Selin Nasi
Bodrum’un iki yüzü
Yan masada kalabalık bir grup o akşam eğlenmeye gelmiş. İçkiler dolup boşalıyor. Masanın ucunda oturan iki adam tüm mekânın duyabileceği yükseklikte-belki de bilhassa duyulmasını istediklerinden- teknelerinin boylarını yarıştırıyorlar. “24 metre miydi seninki? Yenisini sipariş ettim ben. 33 metre. Ama yetiştiremediler. Seneye artık.” Yaşla birlikte kıyaslananlar değişse de ölçme tutkusu baki kalıyor anlaşılan. İçlerinden bir tanesi mekânın işletmecisini kolundan yakalıyor. “Doğancım, barda en ön masayı ayarladın bize değil mi? Bak, istek parçası yapıp yengenin gönlünü alacağım. OK? Adamsın!...”
Türkbükü sahildeyiz. Akşamüzeri bir anne çocuğuyla dondurmacının önünden geçerken, çocuğun canı çekiyor. Kadın tezgâha yaklaşıp servis veren elemana bir şeyler soruyor. Eleman, “Ablacım, yapamıyoruz. Bak yazdık buraya da okuma yazman yok mu?” diyerek tersliyor kadıncağızı. Kadın oğluna dönüp “Şimdi üzerimde o kadar para yok, annecim, akşam yemekten sonra geliriz olur mu?” diyor. Çocuğun yüzü gölgeleniyor. Bunu fark eden anneninse gölgesi küçülüveriyor birden. Birlikte yürüyerek uzaklaşıyorlar. Tezgâhın arkasına asılmış tabeladaki yazıyı okuyorum: “Dondurmayı tatmak ve yarım yarım yoktur.”

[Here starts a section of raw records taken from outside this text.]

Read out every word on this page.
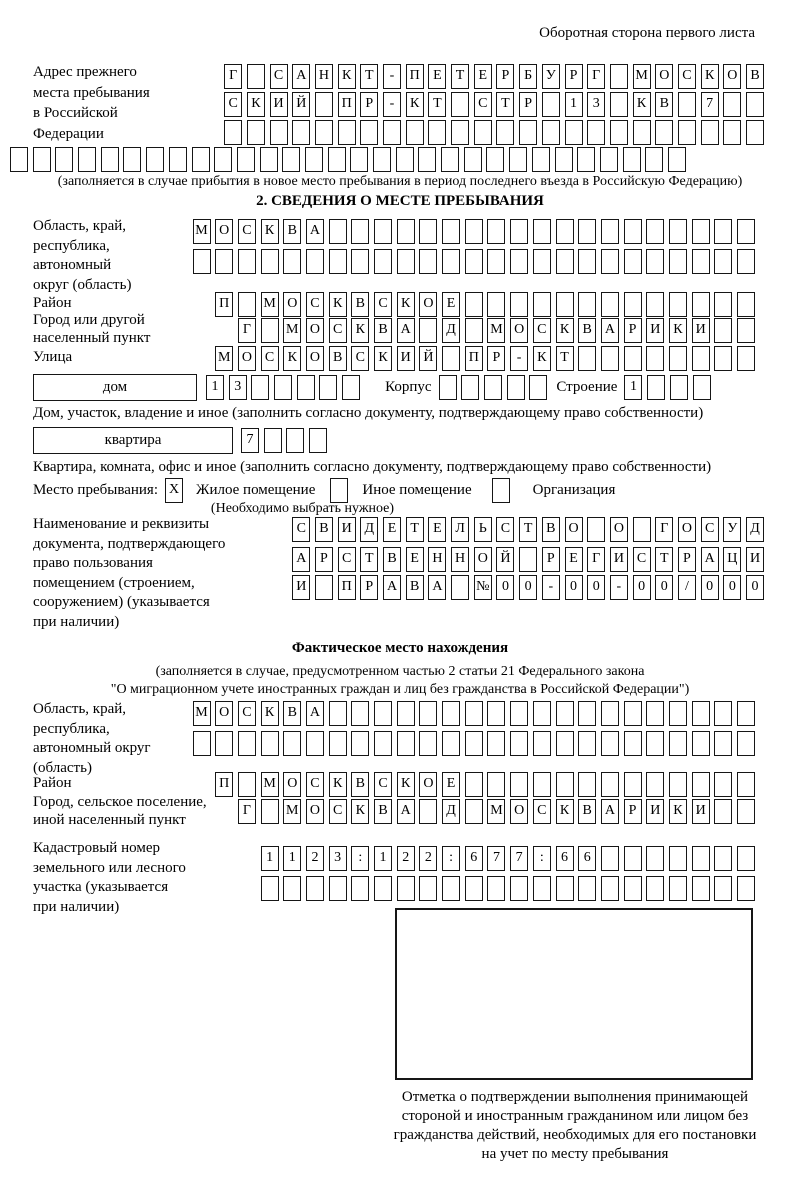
Оборотная сторона первого листа
Адрес прежнего
места пребывания
в Российской
Федерации
Г	С А Н К Т	-	П Е	Т	Е	Р	Б У Р	Г	М О С К О В
С К И Й	П Р	-	К Т	С Т	Р	1	3	К В	7
(заполняется в случае прибытия в новое место пребывания в период последнего въезда в Российскую Федерацию)
2. СВЕДЕНИЯ О МЕСТЕ ПРЕБЫВАНИЯ
Область, край,
республика,
автономный
округ (область)
М О С К В А
Район	П М О С К В С К О Е
Город или другой
населенный пункт
Г	М О С К В А	Д	М О С К В А Р И К И
Улица	М О С К О В С К И Й	П Р	-	К Т
дом	1	3	Корпус	Строение 1
Дом, участок, владение и иное (заполнить согласно документу, подтверждающему право собственности)
квартира	7
Квартира, комната, офис и иное (заполнить согласно документу, подтверждающему право собственности)
Место пребывания: X Жилое помещение	Иное помещение	Организация
(Необходимо выбрать нужное)
Наименование и реквизиты
документа, подтверждающего
право пользования
помещением (строением,
сооружением) (указывается
при наличии)
С В И Д Е	Т	Е Л Ь	С Т В О	О	Г О С У Д
А Р	С Т В Е Н Н О Й	Р	Е	Г И С Т	Р А Ц И
И	П Р А В А № 0	0	-	0	0	-	0	0	/	0	0	0
Фактическое место нахождения
(заполняется в случае, предусмотренном частью 2 статьи 21 Федерального закона
"О миграционном учете иностранных граждан и лиц без гражданства в Российской Федерации")
Область, край,
республика,
автономный округ
(область)
М О С К В А
Район	П М О С К В С К О Е
Город, сельское поселение,
иной населенный пункт
Г	М О С К В А	Д	М О С К В А Р И К И
Кадастровый номер
земельного или лесного
участка (указывается
при наличии)
1	1	2	3	:	1	2	2	:	6	7	7	:	6	6
Отметка о подтверждении выполнения принимающей
стороной и иностранным гражданином или лицом без
гражданства действий, необходимых для его постановки
на учет по месту пребывания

Tatil yazısı dediğin tende kuruyan deniz tuzu, biraz kum, biraz güneş yanığı, gölgede şezlong rehaveti ve yakamozdan bahsetmeli. Maalesef içinden geçtiğimiz şu zorlu ekonomik koşullarda bu pek mümkün olmuyor. Son birkaç yıldır Bodrum’a taşınan akrabalarımızla bir arada olmak için yaz tatilimin bir kısmını orada geçiriyorum. İstisnasız hemen her ortamda konuşulan tek konu hayat pahalılığı. Geçen yazın gündemi kirazın kilosuydu. Hani meyve bollaştıkça fiyatı düşer, fakat arttıkça artıyordu. Bu sene fiyat mevhumunu tümden kaybetmenin paniği içinde insanlar. Diyeceksiniz, “Halkın yüzde 60’ı tatil yapamıyor. Oraya kadar varabilmişse, krizden şikâyet etmesin.” Haklı olabilirsiniz. Ama ekonomik kriz aslında tüm kesimlerin hayat standardını geriletiyor. Orta sınıfın nasıl daraldığını, gelir uçurumunun nasıl derinleştiğini rahatlıkla gözlemleyebileceğiniz yerlerden biri Bodrum.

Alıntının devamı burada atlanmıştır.